The Unicorns Mauritius gets a stamp of approval

As double crosses accumulate and desperate characters wrangle amusingly for priceless postage stamps, Mauritius might surprise you.
Now enjoying a crisp and intelligent production at the Unicorn, Mauritius aims at nothing more than telling a good, old-fashioned story. Playwright Theresa Rebeck and director Cynthia Levin ace the story’s fundamentals — compelling characters, marvelous pacing, dialogue that sounds like the best of what real people might actually say — so that a show just aspiring to be good feels touched with something almost great. Here’s a low-key crime story brushed with real feeling, a noirish tangle of double crosses and stamp theft. Walking out afterward, even this high-minded crowd bubbled with the pleasure of this twisty genre exercise. We hadn’t been challenged or had our consciousness raised, as we expect at the Unicorn. Instead, for once, all that was subordinate to the tale.

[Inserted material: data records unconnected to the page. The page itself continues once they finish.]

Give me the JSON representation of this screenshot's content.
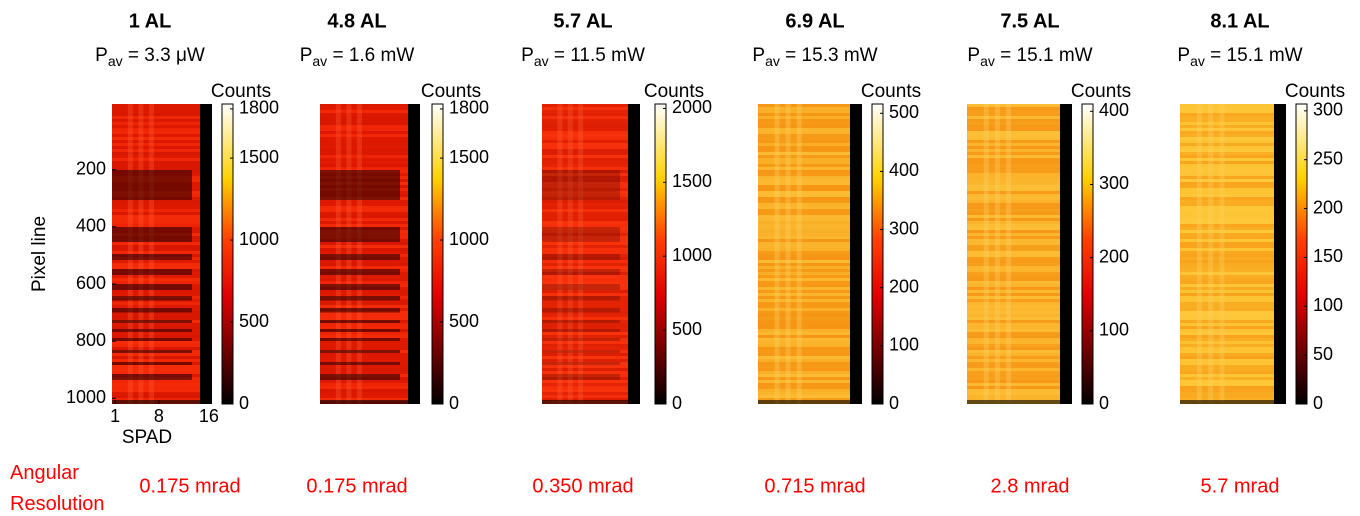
{
  "footer_label": "Angular Resolution",
  "chart_data": [
    {
      "type": "heatmap",
      "title": "1 AL",
      "subtitle": {
        "symbol": "P",
        "subscript": "av",
        "text": " = 3.3 μW"
      },
      "color": "#e81c00",
      "y_label": "Pixel line",
      "ylim": [
        -30,
        1020
      ],
      "yticks": [
        200,
        400,
        600,
        800,
        1000
      ],
      "x_label": "SPAD",
      "xlim": [
        0.5,
        16.5
      ],
      "xticks": [
        1,
        8,
        16
      ],
      "colorbar": {
        "label": "Counts",
        "lim": [
          0,
          1830
        ],
        "ticks": [
          0,
          500,
          1000,
          1500,
          1800
        ]
      },
      "annotation": "0.175 mrad"
    },
    {
      "type": "heatmap",
      "title": "4.8 AL",
      "subtitle": {
        "symbol": "P",
        "subscript": "av",
        "text": " = 1.6 mW"
      },
      "color": "#e81c00",
      "colorbar": {
        "label": "Counts",
        "lim": [
          0,
          1830
        ],
        "ticks": [
          0,
          500,
          1000,
          1500,
          1800
        ]
      },
      "annotation": "0.175 mrad"
    },
    {
      "type": "heatmap",
      "title": "5.7 AL",
      "subtitle": {
        "symbol": "P",
        "subscript": "av",
        "text": " = 11.5 mW"
      },
      "color": "#f02a08",
      "colorbar": {
        "label": "Counts",
        "lim": [
          0,
          2030
        ],
        "ticks": [
          0,
          500,
          1000,
          1500,
          2000
        ]
      },
      "annotation": "0.350 mrad"
    },
    {
      "type": "heatmap",
      "title": "6.9 AL",
      "subtitle": {
        "symbol": "P",
        "subscript": "av",
        "text": " = 15.3 mW"
      },
      "color": "#f7a21a",
      "colorbar": {
        "label": "Counts",
        "lim": [
          0,
          516
        ],
        "ticks": [
          0,
          100,
          200,
          300,
          400,
          500
        ]
      },
      "annotation": "0.715 mrad"
    },
    {
      "type": "heatmap",
      "title": "7.5 AL",
      "subtitle": {
        "symbol": "P",
        "subscript": "av",
        "text": " = 15.1 mW"
      },
      "color": "#f9a820",
      "colorbar": {
        "label": "Counts",
        "lim": [
          0,
          410
        ],
        "ticks": [
          0,
          100,
          200,
          300,
          400
        ]
      },
      "annotation": "2.8 mrad"
    },
    {
      "type": "heatmap",
      "title": "8.1 AL",
      "subtitle": {
        "symbol": "P",
        "subscript": "av",
        "text": " = 15.1 mW"
      },
      "color": "#fbbd2a",
      "colorbar": {
        "label": "Counts",
        "lim": [
          0,
          307
        ],
        "ticks": [
          0,
          50,
          100,
          150,
          200,
          250,
          300
        ]
      },
      "annotation": "5.7 mrad"
    }
  ]
}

At first, Mauritius seems thin. Opening scenes reveal that some stamps have fallen into the hands of Jackie (Cinnamon Schulz), a down-on-her-luck woman wearing the kind of studiously ripped jeans that costume designers assume still indicate youthful disaffection. Jackie assumes that the collection is good for a couple of thousand bucks, but Dennis (Darren Kennedy), a charming lout who hangs out at the stamp store, realizes it’s worth millions. He brings in Sterling (Jim Korinke), a crime boss with philatelic passions. Together, they hope to buy the stamps from Jackie at a fraction of their worth. Complications ensue, and soon all these characters (and a couple of others) are teaming and re-teaming to claim the collection.
So far, this is standard stuff. At crucial moments, though, Rebeck places less emphasis on the stamps than she does on the people. Family conflicts deepen the impasses. The collection had come to Jackie as a gift from her just-passed mother, whom Jackie tended to the end. However, Jackie’s half-sister Mary (Jennifer Aguilar) also claims it as her inheritance from the grandfather who did the actual collecting — a grandfather Jackie didn’t know. Half-siblings who less than half know each other, Jackie and Mary pick at each other, with Jackie mostly letting Mary, the “real” family member, make the decisions — including one to leave Jackie alone to pay off the mother’s debts.
In their scenes together, both actresses are superb. Schulz here is raw and jittery, communicating with every scowl (and the smiles she often tries to fight off) that Jackie’s been scraped of all hope. Now Jackie is angry, uncertain, devious and a little cocky. Schulz does especially strong work with her reedy, pinched-up voice: On opening night, in a gutsy monologue, so much fluid had balled up in her throat that she had to drop an octave. At this point, light entertainment becomes something more true and involving.
Aguilar is so effective as one of the villains that the woman sitting beside me kept hissing that the character needed to be decked. Prim, entitled and manipulative, Mary feels true to life even when Rebeck’s script pushes her into darker territory than we expect.
Korinke is also impressive (and great fun) as he sharks about in a wicked black suit and spouts tough-guy talk that, through no real fault of his, sometimes jarred me out of the play. Less impressive is Kennedy, whose clean-cut schemer is so dashing and toothsome that a long early scene, where he pumps Jackie and Mary for information, doesn’t cut like it should.
In the second act, when the characters are in over their heads, Levin works cast and crowd through Rebeck’s reversals with a fierce authority. She times each burst of emotion or violence just right, and pleased ahas from the audience indicate that people are working out the various mysteries when they are meant to. By the climax, we hang happily on the question of what should be done with these stamps — not a question we’re likely to return to, once we’re out of the theater and back in the world, but one to make us relish the time we’re inside the theater.